MoD calculates the remainder of division

Instance Code

 fromlxmlImportEtreecontentstream= Open (R'Xpathtext.xml','RB') Content= Contentstream.read (). Decode ('Utf-8') Root=etree. XML (content)Print(content)Print('-------') EM= Root.xpath ('/classroom/student[2]/following::*')Print(Em[0].xpath ('./name/text ()'))#get the contents of the text in the name labelPrint(Em[0].xpath ('./name/@lang'))#gets the property value named Lang in the name tag
View Code

BeautifulSoup Basic Knowledge

The use of XPath technology and BeautifulSoup in Python

Contact Us

The content source of this page is from Internet, which doesn't represent Alibaba Cloud's opinion; products and services mentioned on that page don't have any relationship with Alibaba Cloud. If the content of the page makes you feel confusing, please write us an email, we will handle the problem within 5 days after receiving your email.

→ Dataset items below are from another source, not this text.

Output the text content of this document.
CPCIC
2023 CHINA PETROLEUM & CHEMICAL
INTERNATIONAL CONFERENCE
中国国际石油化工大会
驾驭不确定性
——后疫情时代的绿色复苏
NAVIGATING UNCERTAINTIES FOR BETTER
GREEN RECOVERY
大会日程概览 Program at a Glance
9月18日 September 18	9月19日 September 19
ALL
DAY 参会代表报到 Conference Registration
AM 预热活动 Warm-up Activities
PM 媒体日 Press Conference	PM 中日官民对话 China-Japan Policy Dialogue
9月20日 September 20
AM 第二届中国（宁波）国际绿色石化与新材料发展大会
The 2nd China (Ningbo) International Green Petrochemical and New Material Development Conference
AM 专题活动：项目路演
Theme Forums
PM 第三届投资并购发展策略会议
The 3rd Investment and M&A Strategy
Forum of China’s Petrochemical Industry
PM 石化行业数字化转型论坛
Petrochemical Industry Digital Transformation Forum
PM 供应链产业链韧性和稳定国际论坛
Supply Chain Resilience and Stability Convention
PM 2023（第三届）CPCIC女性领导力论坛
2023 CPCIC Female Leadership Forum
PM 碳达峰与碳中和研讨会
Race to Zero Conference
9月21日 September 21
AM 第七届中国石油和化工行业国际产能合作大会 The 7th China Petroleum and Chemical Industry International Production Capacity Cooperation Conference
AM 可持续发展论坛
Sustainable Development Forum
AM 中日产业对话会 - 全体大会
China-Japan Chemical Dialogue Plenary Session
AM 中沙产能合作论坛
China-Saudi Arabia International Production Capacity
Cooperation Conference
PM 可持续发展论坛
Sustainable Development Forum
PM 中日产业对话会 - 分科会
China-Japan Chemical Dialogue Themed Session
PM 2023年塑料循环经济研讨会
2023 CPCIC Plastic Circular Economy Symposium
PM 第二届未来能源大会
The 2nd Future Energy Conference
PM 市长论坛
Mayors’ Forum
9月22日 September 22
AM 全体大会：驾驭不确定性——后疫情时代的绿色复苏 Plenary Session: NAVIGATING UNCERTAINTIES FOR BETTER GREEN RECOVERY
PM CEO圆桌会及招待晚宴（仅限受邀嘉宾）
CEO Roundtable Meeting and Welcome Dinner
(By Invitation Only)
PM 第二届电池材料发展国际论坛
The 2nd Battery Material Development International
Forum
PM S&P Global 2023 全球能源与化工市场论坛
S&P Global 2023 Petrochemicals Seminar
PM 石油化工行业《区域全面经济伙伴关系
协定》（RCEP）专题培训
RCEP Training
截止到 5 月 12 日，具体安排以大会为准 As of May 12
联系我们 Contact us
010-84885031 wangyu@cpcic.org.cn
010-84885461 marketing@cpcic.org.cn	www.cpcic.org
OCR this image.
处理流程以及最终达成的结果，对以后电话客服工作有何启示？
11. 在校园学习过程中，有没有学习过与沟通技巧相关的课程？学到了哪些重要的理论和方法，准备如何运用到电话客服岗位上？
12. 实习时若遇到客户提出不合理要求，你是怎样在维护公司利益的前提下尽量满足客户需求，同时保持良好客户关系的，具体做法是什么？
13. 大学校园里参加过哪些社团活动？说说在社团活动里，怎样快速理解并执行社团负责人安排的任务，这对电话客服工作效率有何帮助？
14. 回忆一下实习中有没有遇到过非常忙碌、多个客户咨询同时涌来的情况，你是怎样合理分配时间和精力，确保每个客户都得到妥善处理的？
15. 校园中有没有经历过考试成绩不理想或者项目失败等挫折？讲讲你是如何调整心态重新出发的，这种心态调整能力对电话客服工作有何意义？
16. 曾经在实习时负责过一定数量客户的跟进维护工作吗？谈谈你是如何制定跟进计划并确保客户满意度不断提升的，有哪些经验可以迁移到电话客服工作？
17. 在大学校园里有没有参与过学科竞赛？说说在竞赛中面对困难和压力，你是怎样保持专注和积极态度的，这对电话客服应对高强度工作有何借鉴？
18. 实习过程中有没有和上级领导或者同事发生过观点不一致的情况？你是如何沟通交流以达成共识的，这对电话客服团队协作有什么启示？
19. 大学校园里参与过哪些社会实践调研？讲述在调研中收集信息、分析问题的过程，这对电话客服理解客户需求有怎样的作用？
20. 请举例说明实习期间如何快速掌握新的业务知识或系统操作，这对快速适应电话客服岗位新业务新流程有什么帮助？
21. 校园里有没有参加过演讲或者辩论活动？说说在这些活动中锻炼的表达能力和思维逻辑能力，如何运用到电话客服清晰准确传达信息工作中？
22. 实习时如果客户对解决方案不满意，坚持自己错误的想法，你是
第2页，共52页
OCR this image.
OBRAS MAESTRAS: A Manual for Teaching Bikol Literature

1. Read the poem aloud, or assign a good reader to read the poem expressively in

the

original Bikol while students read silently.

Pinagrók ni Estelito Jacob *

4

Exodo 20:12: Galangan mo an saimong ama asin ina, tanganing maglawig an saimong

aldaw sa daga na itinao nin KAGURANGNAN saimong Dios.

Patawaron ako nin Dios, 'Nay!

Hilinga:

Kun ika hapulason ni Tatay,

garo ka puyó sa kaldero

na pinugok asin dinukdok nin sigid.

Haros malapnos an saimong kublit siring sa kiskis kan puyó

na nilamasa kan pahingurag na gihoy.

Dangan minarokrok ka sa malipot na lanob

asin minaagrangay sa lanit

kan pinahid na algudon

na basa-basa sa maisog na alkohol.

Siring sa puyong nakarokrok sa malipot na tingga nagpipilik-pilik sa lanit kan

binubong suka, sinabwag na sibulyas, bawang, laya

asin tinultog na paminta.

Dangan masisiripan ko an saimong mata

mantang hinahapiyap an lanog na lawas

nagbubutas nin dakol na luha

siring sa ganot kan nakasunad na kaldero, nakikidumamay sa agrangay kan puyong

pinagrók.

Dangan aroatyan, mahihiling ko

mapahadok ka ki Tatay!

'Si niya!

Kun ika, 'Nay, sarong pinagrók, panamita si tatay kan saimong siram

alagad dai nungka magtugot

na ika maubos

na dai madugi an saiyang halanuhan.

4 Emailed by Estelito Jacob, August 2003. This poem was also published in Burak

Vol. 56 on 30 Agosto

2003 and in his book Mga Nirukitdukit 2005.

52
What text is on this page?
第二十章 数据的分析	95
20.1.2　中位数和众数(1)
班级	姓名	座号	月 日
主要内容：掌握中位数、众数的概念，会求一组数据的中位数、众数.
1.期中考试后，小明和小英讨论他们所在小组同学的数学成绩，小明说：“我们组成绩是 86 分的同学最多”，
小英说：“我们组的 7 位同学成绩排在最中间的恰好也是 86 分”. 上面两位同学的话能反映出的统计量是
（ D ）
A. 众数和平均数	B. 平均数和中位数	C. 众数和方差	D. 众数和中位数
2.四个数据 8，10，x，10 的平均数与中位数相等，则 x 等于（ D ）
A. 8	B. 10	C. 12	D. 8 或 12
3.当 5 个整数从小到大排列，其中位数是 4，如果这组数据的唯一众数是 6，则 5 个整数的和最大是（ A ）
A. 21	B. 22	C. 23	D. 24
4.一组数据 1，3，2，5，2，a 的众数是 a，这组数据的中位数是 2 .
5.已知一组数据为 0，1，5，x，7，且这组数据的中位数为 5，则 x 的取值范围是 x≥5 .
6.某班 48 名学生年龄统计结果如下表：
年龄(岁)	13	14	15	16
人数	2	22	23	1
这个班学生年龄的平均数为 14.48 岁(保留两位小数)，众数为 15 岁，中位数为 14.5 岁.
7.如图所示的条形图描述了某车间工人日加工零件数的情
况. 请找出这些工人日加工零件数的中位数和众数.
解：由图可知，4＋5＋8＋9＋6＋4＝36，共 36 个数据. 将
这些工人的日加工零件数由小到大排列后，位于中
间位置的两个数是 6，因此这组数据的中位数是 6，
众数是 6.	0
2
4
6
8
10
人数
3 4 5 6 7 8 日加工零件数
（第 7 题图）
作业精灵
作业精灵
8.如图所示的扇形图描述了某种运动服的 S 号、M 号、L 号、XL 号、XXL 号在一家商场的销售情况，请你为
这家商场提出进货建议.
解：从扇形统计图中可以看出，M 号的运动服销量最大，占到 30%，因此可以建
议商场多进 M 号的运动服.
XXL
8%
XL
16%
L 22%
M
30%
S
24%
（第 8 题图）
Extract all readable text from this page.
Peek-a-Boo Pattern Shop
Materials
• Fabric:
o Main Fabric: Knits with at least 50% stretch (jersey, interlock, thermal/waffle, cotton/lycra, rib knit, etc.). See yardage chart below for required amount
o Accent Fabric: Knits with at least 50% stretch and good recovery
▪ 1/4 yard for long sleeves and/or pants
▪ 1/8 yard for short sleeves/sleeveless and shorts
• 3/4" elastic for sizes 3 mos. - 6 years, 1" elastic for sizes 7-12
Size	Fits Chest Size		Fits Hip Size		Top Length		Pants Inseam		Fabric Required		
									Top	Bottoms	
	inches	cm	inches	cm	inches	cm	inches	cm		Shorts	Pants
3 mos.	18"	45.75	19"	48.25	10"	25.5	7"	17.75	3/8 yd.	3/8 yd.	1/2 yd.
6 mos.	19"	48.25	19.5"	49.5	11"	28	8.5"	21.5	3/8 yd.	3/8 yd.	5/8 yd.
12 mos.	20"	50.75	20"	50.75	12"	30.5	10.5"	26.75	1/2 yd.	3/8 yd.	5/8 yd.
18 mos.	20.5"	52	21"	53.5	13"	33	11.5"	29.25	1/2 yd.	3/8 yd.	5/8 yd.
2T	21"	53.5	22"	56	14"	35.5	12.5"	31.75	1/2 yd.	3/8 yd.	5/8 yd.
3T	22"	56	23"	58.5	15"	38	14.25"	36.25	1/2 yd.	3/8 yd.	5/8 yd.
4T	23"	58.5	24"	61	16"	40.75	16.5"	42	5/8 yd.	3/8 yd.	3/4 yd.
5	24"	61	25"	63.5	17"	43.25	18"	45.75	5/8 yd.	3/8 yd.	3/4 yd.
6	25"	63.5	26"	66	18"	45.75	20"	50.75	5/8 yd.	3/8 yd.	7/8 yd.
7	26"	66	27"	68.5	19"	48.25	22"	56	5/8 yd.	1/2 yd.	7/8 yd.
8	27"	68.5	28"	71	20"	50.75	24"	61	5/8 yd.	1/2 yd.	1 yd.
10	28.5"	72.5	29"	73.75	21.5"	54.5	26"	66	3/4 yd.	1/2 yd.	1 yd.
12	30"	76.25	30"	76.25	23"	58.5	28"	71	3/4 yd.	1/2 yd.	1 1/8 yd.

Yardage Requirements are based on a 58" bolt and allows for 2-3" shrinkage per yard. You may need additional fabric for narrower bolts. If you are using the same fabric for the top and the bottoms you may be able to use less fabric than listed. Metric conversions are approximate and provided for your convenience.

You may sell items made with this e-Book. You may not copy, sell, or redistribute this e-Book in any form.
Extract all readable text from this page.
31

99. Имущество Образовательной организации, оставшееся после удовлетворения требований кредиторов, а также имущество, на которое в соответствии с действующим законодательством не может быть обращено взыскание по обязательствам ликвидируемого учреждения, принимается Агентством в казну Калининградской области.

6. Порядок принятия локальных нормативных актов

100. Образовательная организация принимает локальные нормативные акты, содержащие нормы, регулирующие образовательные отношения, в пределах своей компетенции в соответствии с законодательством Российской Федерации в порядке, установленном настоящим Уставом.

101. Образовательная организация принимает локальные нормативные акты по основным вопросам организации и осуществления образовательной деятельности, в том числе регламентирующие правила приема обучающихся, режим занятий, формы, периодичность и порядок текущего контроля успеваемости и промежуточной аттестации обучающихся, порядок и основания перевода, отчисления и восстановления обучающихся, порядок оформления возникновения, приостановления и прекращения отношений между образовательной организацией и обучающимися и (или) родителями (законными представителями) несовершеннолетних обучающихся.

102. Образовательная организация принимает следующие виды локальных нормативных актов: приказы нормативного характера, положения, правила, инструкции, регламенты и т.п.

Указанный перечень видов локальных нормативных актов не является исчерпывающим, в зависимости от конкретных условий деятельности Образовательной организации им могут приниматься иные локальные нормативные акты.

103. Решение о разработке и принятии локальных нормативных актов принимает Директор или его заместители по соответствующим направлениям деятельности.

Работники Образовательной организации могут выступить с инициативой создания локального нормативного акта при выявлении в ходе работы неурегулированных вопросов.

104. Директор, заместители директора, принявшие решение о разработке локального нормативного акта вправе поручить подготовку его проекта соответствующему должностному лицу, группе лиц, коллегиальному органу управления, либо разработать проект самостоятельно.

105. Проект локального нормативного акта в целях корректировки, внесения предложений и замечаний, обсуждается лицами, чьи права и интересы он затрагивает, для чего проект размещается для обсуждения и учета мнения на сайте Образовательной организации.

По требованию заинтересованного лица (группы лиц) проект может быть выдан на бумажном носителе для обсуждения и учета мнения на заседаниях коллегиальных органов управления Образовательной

If you find any instances of plagiarism from the community, please send an email to: info-contact@alibabacloud.com and provide relevant evidence. A staff member will contact you within 5 working days.

A Free Trial That Lets You Build Big!

Start building with 50+ products and up to 12 months usage for Elastic Compute Service

  • Sales Support

    1 on 1 presale consultation

  • After-Sales Support

    24/7 Technical Support 6 Free Tickets per Quarter Faster Response

  • Alibaba Cloud offers highly flexible support services tailored to meet your exact needs.